Per quanto riguarda il cast, buona l’interpretazione di David Hemmings, nella parte del protagonista Marc, e di Daria Nicolodi, in quella della sua compare Gianna, anche se la teatralità dell’interpretazione di quest’ultima, futura moglie e collaboratrice del regista, risulta a tratti un po’ eccessiva. Sono invece eccellenti le performance di Gabriele Lavia, nel ruolo di Carlo, e di Clara Calamai in quello di sua madre. È interessante notare che quest’ultima interpreta di fatto sé stessa, essendo realmente a quel tempo un’attrice di successo, ma ormai dimenticata; inoltre, forse non tutti sanno che Clara Calamai fu anche una delle prime attrici italiane a mostrare il seno nudo in un film, durante gli anni ‘40. Sono proprio questi elementi meta-cinematografici e trasgressivi che introducono un ulteriore livello interpretativo.
Meta-narrazioni
A ben vedere gli scenari sono piuttosto irreali, come testimonia l’oscura piazzetta, teatro del primo omicidio; in essa lo scenografo Giuseppe Bassan costruisce un fittizio “Blue Bar”, con tanto di comparse praticamente immobili, ispirato al celebre dipinto “Nighthawks” (1942) dell’iperrealista Edward Hopper. Tale piazzetta è il prototipo di un non-luogo sospeso in uno spazio-tempo indefinibile e diventa simbolo di solitudine e spaesamento. In essa i due amici Marc e Carlo, uno “borghese”, l’altro “proletario”, si confrontano sul senso della propria vita e, quasi a rasentare situazioni da teatro dell’assurdo, comunicano con difficoltà. Il mondo moderno è infatti separato in contrapposizioni sociali e politiche, nonché caratterizzato dal relativismo e dalla difficoltà di comunicazione. In altre scene, al contrario, non è il silenzio “assordante”, ma il caos a sottolineare l’incomunicabilità, come quando Marc, in un bar, cerca di telefonare a Gianna presso la sede del suo giornale. Assurdità che si ripetono laddove compare la polizia, con personaggi al limite della caricatura. Ciò sottolinea la follia, la mancanza di senso, che frequentemente caratterizzano la modernità, nella quale compaiono nuove figure femminili, incarnate dall’emancipata giornalista Gianna, ed emerge una diversa visione della sessualità, rappresentata dall’omosessualità di Carlo.

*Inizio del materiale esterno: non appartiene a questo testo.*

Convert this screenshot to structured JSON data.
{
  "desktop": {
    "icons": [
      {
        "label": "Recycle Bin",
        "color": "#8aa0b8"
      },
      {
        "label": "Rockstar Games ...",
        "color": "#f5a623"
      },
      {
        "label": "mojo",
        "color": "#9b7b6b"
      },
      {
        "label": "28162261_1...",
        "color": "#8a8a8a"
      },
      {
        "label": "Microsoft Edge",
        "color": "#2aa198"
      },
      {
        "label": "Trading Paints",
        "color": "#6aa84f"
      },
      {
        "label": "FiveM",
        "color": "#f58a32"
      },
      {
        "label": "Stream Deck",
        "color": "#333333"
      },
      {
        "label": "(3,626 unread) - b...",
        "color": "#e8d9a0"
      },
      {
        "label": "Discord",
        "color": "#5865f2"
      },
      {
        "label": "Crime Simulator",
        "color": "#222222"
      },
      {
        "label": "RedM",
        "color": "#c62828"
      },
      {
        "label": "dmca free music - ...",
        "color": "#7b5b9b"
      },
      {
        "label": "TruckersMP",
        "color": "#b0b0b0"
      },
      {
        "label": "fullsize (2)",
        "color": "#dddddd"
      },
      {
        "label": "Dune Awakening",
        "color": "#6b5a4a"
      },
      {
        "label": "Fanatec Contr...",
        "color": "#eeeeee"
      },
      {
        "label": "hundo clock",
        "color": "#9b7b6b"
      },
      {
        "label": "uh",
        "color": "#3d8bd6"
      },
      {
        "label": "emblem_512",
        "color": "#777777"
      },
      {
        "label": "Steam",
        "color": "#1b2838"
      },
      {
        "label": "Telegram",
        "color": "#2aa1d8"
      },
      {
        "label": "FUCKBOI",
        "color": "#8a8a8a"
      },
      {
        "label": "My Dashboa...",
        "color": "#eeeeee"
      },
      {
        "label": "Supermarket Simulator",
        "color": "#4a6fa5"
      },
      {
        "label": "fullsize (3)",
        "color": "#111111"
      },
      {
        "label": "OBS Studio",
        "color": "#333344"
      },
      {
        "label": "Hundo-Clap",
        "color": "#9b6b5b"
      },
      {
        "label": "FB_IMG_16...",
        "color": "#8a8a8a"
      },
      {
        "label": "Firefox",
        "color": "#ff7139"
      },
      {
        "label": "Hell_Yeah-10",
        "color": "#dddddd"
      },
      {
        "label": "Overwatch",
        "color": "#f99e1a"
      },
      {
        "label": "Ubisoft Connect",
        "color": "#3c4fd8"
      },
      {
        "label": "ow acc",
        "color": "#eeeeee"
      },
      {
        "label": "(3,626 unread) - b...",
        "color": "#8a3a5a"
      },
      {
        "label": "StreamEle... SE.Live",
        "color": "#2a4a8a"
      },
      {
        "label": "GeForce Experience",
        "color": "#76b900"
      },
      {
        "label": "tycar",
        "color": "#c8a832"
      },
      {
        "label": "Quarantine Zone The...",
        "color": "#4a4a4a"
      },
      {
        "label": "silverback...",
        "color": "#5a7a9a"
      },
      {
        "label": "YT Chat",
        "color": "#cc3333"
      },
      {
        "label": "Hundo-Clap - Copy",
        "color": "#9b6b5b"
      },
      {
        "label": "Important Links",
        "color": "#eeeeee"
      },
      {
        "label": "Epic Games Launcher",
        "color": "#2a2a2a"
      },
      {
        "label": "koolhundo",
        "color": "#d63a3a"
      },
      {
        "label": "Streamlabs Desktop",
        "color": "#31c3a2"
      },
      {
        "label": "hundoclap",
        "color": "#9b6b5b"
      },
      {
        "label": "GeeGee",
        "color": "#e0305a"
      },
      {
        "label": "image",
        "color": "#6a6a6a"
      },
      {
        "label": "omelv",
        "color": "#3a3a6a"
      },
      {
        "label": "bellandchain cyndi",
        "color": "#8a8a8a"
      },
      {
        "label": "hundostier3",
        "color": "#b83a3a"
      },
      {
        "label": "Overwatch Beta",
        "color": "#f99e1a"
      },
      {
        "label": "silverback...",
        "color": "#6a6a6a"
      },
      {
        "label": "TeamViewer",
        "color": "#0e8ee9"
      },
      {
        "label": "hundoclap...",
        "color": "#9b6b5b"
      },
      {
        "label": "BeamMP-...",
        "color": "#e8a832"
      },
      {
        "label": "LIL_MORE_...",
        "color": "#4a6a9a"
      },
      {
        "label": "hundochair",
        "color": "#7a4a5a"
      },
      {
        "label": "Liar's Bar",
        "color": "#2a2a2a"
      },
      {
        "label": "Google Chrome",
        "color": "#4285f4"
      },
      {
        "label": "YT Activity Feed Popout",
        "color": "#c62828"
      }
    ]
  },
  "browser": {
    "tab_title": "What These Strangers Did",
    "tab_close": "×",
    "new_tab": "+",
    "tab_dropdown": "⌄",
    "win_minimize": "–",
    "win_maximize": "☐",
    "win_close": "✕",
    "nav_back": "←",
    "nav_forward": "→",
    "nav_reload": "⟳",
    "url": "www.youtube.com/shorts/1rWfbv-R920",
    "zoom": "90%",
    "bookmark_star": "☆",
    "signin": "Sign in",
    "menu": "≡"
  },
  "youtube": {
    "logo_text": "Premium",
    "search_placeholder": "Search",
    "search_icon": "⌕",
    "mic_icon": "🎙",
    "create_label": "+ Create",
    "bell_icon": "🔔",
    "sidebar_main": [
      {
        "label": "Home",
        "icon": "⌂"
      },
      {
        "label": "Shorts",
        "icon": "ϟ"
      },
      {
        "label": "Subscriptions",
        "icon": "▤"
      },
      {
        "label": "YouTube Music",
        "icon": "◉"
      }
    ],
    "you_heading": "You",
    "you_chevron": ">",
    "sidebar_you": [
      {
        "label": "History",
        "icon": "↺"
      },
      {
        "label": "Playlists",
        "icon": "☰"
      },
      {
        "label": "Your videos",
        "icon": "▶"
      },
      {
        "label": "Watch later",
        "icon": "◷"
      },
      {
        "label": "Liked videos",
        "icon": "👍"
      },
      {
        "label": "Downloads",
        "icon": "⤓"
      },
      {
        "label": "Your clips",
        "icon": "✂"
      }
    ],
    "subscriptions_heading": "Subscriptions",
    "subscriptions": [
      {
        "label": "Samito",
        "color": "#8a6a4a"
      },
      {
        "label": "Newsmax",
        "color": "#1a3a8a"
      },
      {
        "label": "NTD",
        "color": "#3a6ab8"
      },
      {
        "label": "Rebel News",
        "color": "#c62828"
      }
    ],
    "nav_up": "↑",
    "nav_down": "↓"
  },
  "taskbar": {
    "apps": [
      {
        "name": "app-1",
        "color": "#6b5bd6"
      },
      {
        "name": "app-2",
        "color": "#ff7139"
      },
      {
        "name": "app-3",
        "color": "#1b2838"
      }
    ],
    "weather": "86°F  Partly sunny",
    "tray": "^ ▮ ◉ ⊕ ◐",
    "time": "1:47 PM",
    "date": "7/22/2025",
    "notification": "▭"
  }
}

“Profondo Rosso” è, quindi, un film che va al di là del cinema, che riflette e si interroga sul cinema stesso. Non è un caso che il regista metta alla prova le capacità percettive dello spettatore, rivelando l’assassino fin dall’inizio, seppur per una frazione di secondo; allo stesso modo, non è un caso che le mani del killer, coperte da guanti neri, siano in realtà le mani del regista: la distanza fra l’autore, l’attore e lo spettatore viene così annullata.
Epilogo
La modernità dovrebbe aver debellato la violenza, ma non è così. Ce ne accorgiamo già nella violenza “quotidiana” dei titoli di testa, inframmezzati dal coltello insanguinato ai piedi di un bambino, e ne abbiamo conferma quando assistiamo al brutale omicidio della sensitiva Helga. Il suo appartamento, dove di fatto tutto comincia e tutto finisce, è un meandro della mente, popolato da simboli e figure che il regista approfondirà nei successivi “Suspiria” (1977) e “Inferno” (1980). Ed è proprio qui che, sedimentato nel subconscio, si trova la chiave del mistero: una verità rivelata attraverso uno specchio.